Wednesday 3 August 2016

Too easily ensnared by ignorance

When I moved into this house 30 years ago, one of the first curios which I noticed the previous owners had left behind, hanging on a shed wall, was a what looked like a piece of scrap metal with jagged edges and the remains of a powerful spring. It was covered in rust and cobwebs and obviously hadn’t been used for years. I took a closer look, dusted it down, and realised it was a gin trap.


 These have been outlawed for nearly 60 years, their fearsome jaws being responsible for the indiscriminate, slow, agonising deaths of wildlife for the previous century and a half.

I was reminded of this when Parliament last week took the rare trouble to debate a rural issue, and spent just over an hour talking about the use of snares.

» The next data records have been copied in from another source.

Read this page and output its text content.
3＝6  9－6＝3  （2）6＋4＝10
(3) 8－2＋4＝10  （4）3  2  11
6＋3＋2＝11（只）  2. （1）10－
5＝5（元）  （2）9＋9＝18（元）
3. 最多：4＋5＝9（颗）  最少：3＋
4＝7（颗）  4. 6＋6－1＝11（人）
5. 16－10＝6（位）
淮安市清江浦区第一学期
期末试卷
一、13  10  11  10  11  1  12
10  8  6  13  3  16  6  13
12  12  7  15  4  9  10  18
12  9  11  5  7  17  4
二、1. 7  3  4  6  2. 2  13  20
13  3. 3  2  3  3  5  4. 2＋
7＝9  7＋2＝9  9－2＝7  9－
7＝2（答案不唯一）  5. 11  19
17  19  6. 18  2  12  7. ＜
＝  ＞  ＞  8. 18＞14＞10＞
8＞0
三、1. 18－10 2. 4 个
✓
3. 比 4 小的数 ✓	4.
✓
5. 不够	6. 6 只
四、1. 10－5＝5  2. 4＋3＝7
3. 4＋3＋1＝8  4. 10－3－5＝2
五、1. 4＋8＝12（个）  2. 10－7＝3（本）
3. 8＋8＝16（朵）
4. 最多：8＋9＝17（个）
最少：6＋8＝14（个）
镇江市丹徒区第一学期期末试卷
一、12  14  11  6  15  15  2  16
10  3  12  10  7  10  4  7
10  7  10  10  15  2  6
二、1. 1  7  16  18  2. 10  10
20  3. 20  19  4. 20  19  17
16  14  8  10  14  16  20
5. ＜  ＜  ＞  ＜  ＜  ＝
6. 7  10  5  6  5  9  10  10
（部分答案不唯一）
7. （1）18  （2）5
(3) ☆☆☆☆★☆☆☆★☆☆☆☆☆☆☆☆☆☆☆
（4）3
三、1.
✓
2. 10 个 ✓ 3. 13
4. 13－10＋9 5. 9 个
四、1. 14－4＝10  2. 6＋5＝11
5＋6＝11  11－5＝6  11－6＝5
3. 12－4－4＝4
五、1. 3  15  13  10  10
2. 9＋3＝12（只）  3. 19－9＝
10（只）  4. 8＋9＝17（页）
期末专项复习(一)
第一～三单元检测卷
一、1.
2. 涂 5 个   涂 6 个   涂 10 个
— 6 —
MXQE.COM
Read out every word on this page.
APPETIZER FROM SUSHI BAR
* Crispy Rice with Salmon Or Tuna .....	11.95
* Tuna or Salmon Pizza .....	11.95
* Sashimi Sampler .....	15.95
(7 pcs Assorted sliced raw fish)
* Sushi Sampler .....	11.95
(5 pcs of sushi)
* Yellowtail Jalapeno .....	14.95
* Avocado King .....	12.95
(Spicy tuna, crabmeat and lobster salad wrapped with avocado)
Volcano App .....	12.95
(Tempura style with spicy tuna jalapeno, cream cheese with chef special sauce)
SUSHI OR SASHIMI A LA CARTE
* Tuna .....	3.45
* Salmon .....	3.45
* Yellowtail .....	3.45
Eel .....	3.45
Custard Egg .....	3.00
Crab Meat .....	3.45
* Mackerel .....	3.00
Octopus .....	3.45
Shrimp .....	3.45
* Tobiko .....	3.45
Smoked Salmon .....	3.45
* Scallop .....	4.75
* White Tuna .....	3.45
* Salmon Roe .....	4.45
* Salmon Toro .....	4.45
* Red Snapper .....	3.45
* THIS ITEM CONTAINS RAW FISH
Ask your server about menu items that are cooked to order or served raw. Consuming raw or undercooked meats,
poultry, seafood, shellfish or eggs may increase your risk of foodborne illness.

A snare is a thin wire noose intended to catch animals around the neck, rather like a lasso. There are two types: the self-locking snare, which is not legal, tightens around the animal the more it struggles. Even when the animal ceases to struggle, the device is still tightened and causes serious injury and death.
A “free-running” snare is still currently legal. If it is operating properly, it should relax when the animal stops pulling, allowing the operator returns to kill the animal, usually by shooting, or release it if the snare has not caught the right quarry. The disadvantage of a legal free-running snare is that it can in many circumstances act like a self-locking snare, particularly if it becomes kinked or rusty.
As usual, it was a Labour MP from the not-particularly-rural constituency of Lewisham West and Penge who sought to bring the matter up. Jim Dowd wants to ban snares because of the “continued suffering caused to thousands of animals every year.”
Mr Dowd’s motion was not put to a vote and he was fobbed off with the usual junior ministerial response of a promise to look into it.
For a news reporter like me, the real value of such debates is that an army of Parliamentary researchers and special advisors have done all the hard work and established some interesting facts. For example, DEFRA’s independent working group on snares concluded in 2005 that it would be difficult to reduce non-target catches to less than 40%.
Four years ago, DEFRA reported that 260,000 snares were still in use in England and Wales. 

DEFRA’s field studies found that the intended targets were mainly foxes, but that these accounted for only 25% of all victims. The other 75% included hares (33%); badgers (26%)—both of these are protected species—and a further 14% described as “other.”
That is almost a quarter of a million animals, including deer and domestic pets such as cats and dogs, captured every year.
As Mr Dowd told his Parliamentary colleagues: “Most snares cause extreme suffering to animals and often lead to a painful, lingering death. Animals caught in snares suffer huge stress and can sustain horrific injuries. Snares can cause abdominal, chest, neck, leg and head injuries to animals. Some animals get their legs caught in snares and end up with the wire cutting through to the bone. Such animals may attempt to escape by gnawing off their own limbs.”
My gin trap still hangs on the shed wall, having collected a further 30 years of rust and cobwebs, and maybe one day I will take a wire brush and clean it up properly. It might be worth a few bob on eBay.